Write a negative review and you can make an enemy for life. And yet, reviewing is an essential part of defining one’s artistic identity.

In “Enemies of Promise,” his classic study of literary failure, Cyril Connolly imagines a beginning writer named Walter Savage Shelleyblake, who is invited, on the strength of his debut book, to write a review for a magazine called The Blue Bugloss. Shelleyblake writes the review, and then another, and another — and soon finds himself trapped, churning out uninspired reviews of uninspired books for not enough money, as his friends go on to write proper novels and poems. “Reviewing,” Connolly writes with the experience of a lifetime behind him, “is a whole-time job with a half-time salary,” a job in which the best of a writer “is generally expended on the mediocre in others.”

That is the argument against writing even positive reviews. When it comes to negative reviews, the disincentives for a novelist or a poet are still more obvious. Write a bad review and you make an enemy for life; no writer ever forgets a pan. And these days, when so many writers work in the academy, an enemy can be a real threat to one’s career. Just wait until the victim of your bad review, or his friend or student, turns up on your hiring committee or your prize jury.

If this sounds merely mercenary, however, there’s also a more altruistic argument against writing bad reviews. At a time when few people care about literature, why waste precious time and space attacking a bad book when you could be celebrating a good one? Isn’t writing a bad review a kind of disservice to literature itself? No wonder, then, that it’s so rare to see novelists or poets actually criticize one another — rare enough that when it does happen, it’s treated as a controversy or a scandal.

Yet the idea that a novelist should steer clear of criticism, especially negative criticism, would have struck many of the greatest English novelists as bizarre. In the early 20th century, Virginia Woolf regularly reviewed fiction for The Times Literary Supplement, where she specialized in harsh verdicts suavely delivered. Take Woolf’s review of “Mummery,” which was its author’s 19th book: “Nineteen volumes cannot be brought from start to finish without learning whatever you are capable of learning about writing books,” she writes, “but the risk of learning your lesson so thoroughly is that you may become in the process not an artist, but a professional writer.”

This is more than a put-down. In contrasting the artist with the professional writer, Woolf — whose father, Leslie Stephen, was an arch-professional man of letters — was making a statement about which path she herself meant to follow. For many of the best, most adventurous novelists, in fact, negative criticism is an essential part of defining their own artistic identity.

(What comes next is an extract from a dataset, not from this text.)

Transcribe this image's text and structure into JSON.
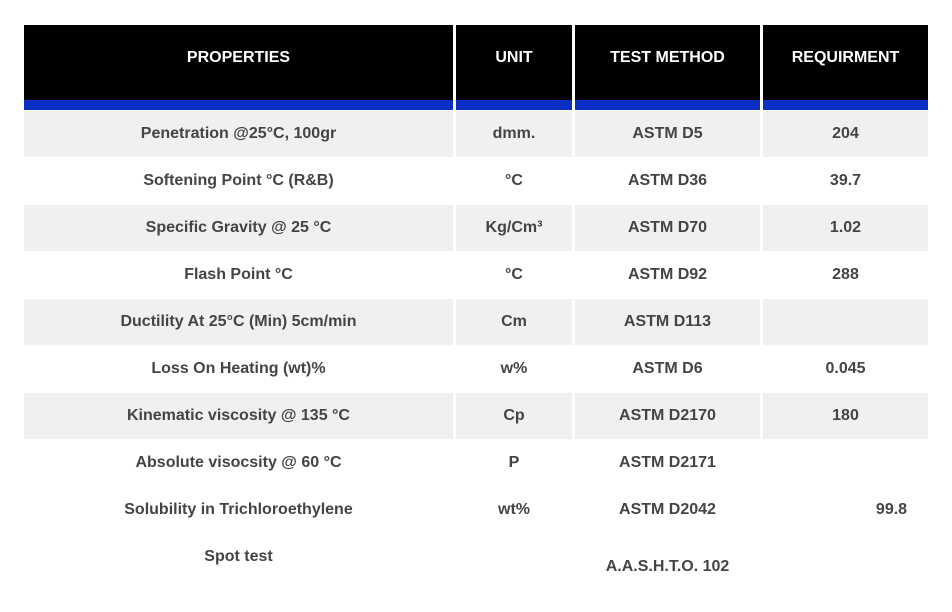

In 1856, two years before she published her first book of fiction, George Eliot wrote a scathing essay on “Silly Novels by Lady Novelists,” in which she pre-emptively declared war on the low expectations Victorian readers had for novels by women. In the same way, David Foster Wallace blasted Norman Mailer, John Updike and Philip Roth as “Great Male Narcissists”; a couple of years later, he published “Brief Interviews With Hideous Men,” his own fictional inquiry into pathological male narcissism. Henry James dismissed even “War and Peace” as a “loose, baggy monster,” in order to justify the self-conscious formalism of his own books.